Some chews in picture form of my own making as well: soft, pillowy naans and Hawaiian rolls on the left, to more crispy, cakelike, rich, Belgian waffles, to craggly soup bread on the right.

There are a number of variables that can even further affect gluten development, and thus texture! Fats promote moisture retention during the baking process and can bake into a crust or flaky layers; sugar and salt disrupt network development and can speed up or slow down fermentation by yeast. If one ever has a question about substitutions or inclusions, chances are that someone has played with a similar idea and actually experimented. The most wonderful thing I’ve picked up from the questions I’ve Googled is that a whole community of tinkerers in the kitchen exists. Blogs, Youtube videos, and  r/BreadIt are only a few of the ways I’ve learned most of what I’m conveying to you in this piece: knowledge is all around us.

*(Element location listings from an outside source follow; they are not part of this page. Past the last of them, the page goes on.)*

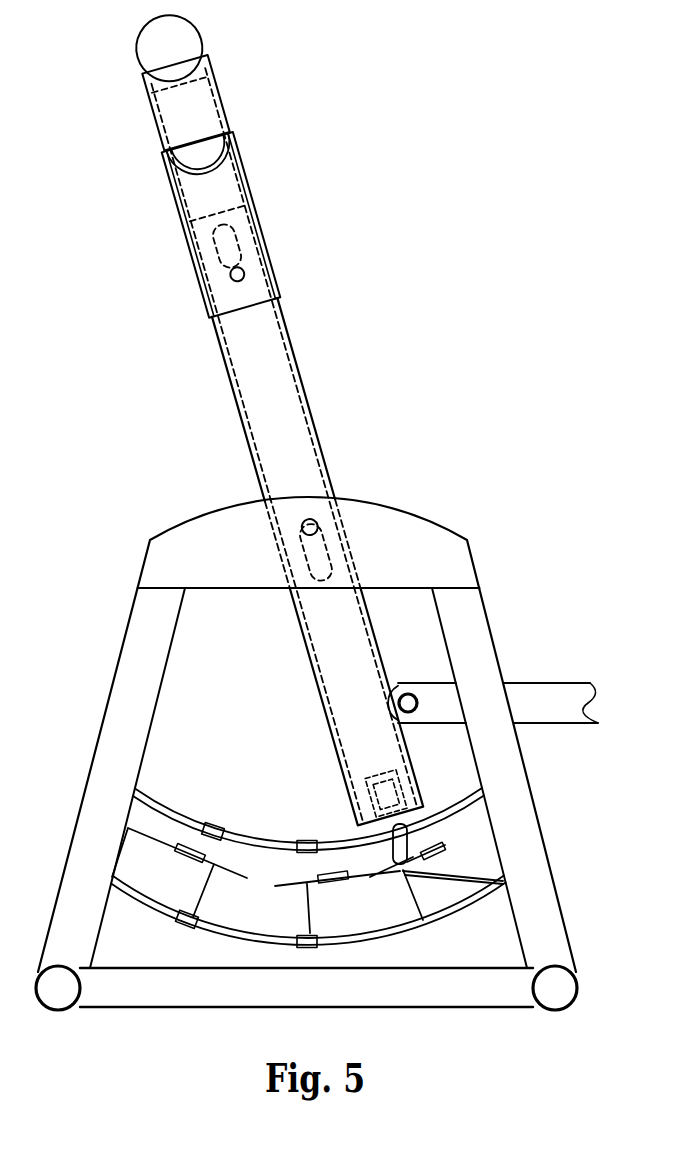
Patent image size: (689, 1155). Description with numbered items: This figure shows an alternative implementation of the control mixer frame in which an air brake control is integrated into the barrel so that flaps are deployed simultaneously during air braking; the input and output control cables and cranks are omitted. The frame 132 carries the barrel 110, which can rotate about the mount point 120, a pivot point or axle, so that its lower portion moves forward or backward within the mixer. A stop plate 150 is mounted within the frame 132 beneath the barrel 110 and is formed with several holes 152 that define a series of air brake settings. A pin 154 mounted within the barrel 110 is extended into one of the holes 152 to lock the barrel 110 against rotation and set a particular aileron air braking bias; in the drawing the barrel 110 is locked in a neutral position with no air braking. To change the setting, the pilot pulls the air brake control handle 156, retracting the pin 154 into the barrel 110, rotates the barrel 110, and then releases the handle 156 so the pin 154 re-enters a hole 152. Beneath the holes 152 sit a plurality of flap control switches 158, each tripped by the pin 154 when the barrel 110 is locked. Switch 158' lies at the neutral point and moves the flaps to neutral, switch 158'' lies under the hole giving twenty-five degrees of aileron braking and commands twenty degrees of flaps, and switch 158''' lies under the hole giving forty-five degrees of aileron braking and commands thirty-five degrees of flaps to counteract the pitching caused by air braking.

The barrel 110 is at (311, 413).
The mount point 120 is at (318, 524).
The frame 132 is at (475, 623).
The stop plate 150 is at (153, 795).
The holes 152 is at (213, 825).
The pin 154 is at (413, 835).
The air brake control handle 156 is at (232, 137).
The flap control switches 158 is at (363, 899).
The switch 158' is at (453, 897).
The switch 158'' is at (349, 914).
The switch 158''' is at (179, 895).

I hope in this post you’ve been able to look through a tiny window to appreciate just one facet of the complex engineering behind the food that surrounds us all–it’s definitely something that sparked a childlike curiosity within me. This tangible application of biochemistry is something that has personally taught me a lot during these past months at home. I’m extremely grateful to have the ability to experiment with ingredients and concoctions of recipes, as well as family to share it with at the moment. I think that kitchen biochemistry is biomaking in its essence;  in many ways, this thinking, doing, and making the world a little happier in the process,  is how I want to feel when I’m working on projects with our group back at MIT. 

The kitchen may not just be my BioMakerSpace substitute for quarantine–through learning so much about nutrition and how meaningful it is to humans,  I’ve become interested in exploring potential future careers in food biotechnology: in other words, biomaking, applied broadly from cellular agriculture to GMOs. We are only on the cusp of these technologies’ frontiers and impacts, and man, I’m hungry for it. 

Happy researching–I mean, bread baking!